- Title: Haven
- IMDB: link
Haven is like watching a mediocre movie on cable television and switching the channel to a different mediocre movie every 30 minutes and occasionally going back to see if the others have gotten any better. Well, it’s not quite that good.
The film begins with the story of successful business man Carl Ridley (Bill Paxton) and his teenage daughter Pippa (Agnes Bruckner), who flee the country to the Cayman Islands to avoid prosecution. Carl has laundered money from some illegal activity (the film never explains what this was, or the limit to Carl’s involvement).
Once in the Islands, Pippa (what an awful name) rebels and hangs out with a local wannabe gangster (Victor Rasuk) who steals a car, takes her to a party, gets her high and then arrested.
Click The filmmakers then change the channel and give us a completely different, and almost totally unrelated story about a local fisherman named Shy (Orlando Bloom) who is in love with Andrea (Zoe Saldana), the 18 year-old daughter of his boss. Shy and Andrea consummate their relationship which creates a war between Andrea’s brother Hammer (Anthony Mackie) and Shy with Andrea and Shy’s relationship being among the casualties.
Click Mr. Allen (Stephen Dillane) is a lawyer in the Cayman Islands who helps launder money. He’s got a wife (Serena Scott Thomas) and gay son (Lee Ingleby). His major client is Carl Ridley, who is pulling most of his money from his investments at the wrong time for Allen who just lost everything when some of the Cayman Island banks were closed down. He’s also got an incompetent secretary (Joy Bryant) who’s sleeping with his client.

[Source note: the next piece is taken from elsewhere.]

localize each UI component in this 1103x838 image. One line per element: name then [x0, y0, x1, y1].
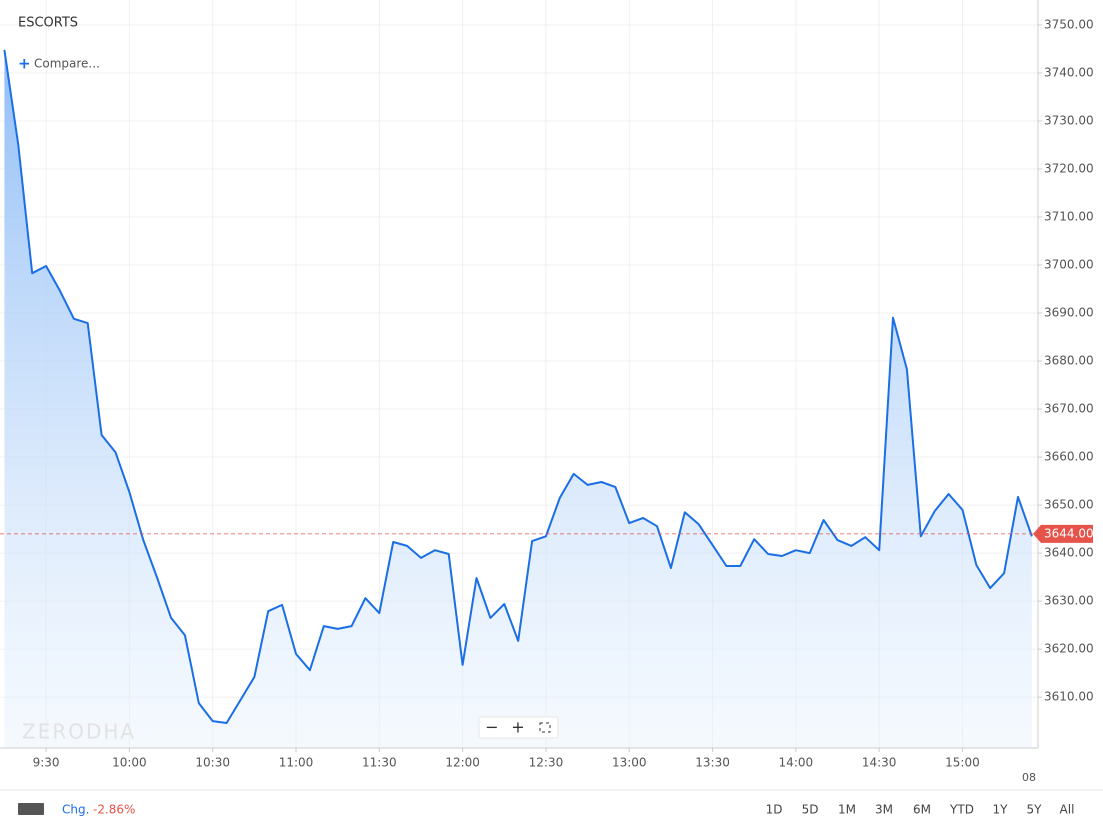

The stories only connect in minor ways and we leave a story for so long we actually forget about that part of the film. The performances are well acted and you can tell the actors chose the film because there are roles here for them to sink their teeth into. Sadly the structure of the film destroys any continuity or ability of the audience to care, or in some cases even follow, the convoluted structure and plot of the film.
Haven is just a mess. The disconnected stories seem spliced together from different films and would be no more or less out of place if you sliced them into another Caribbean film at random. It feels incomplete, and is full of amateur filmmaking mistakes, poorly shot scenes, and a lack of any reason to care about what is being shown. The only reason the film scores at all on my scale at all is the fine performances from the cast, which are all wasted in this preposterous waste of time and money.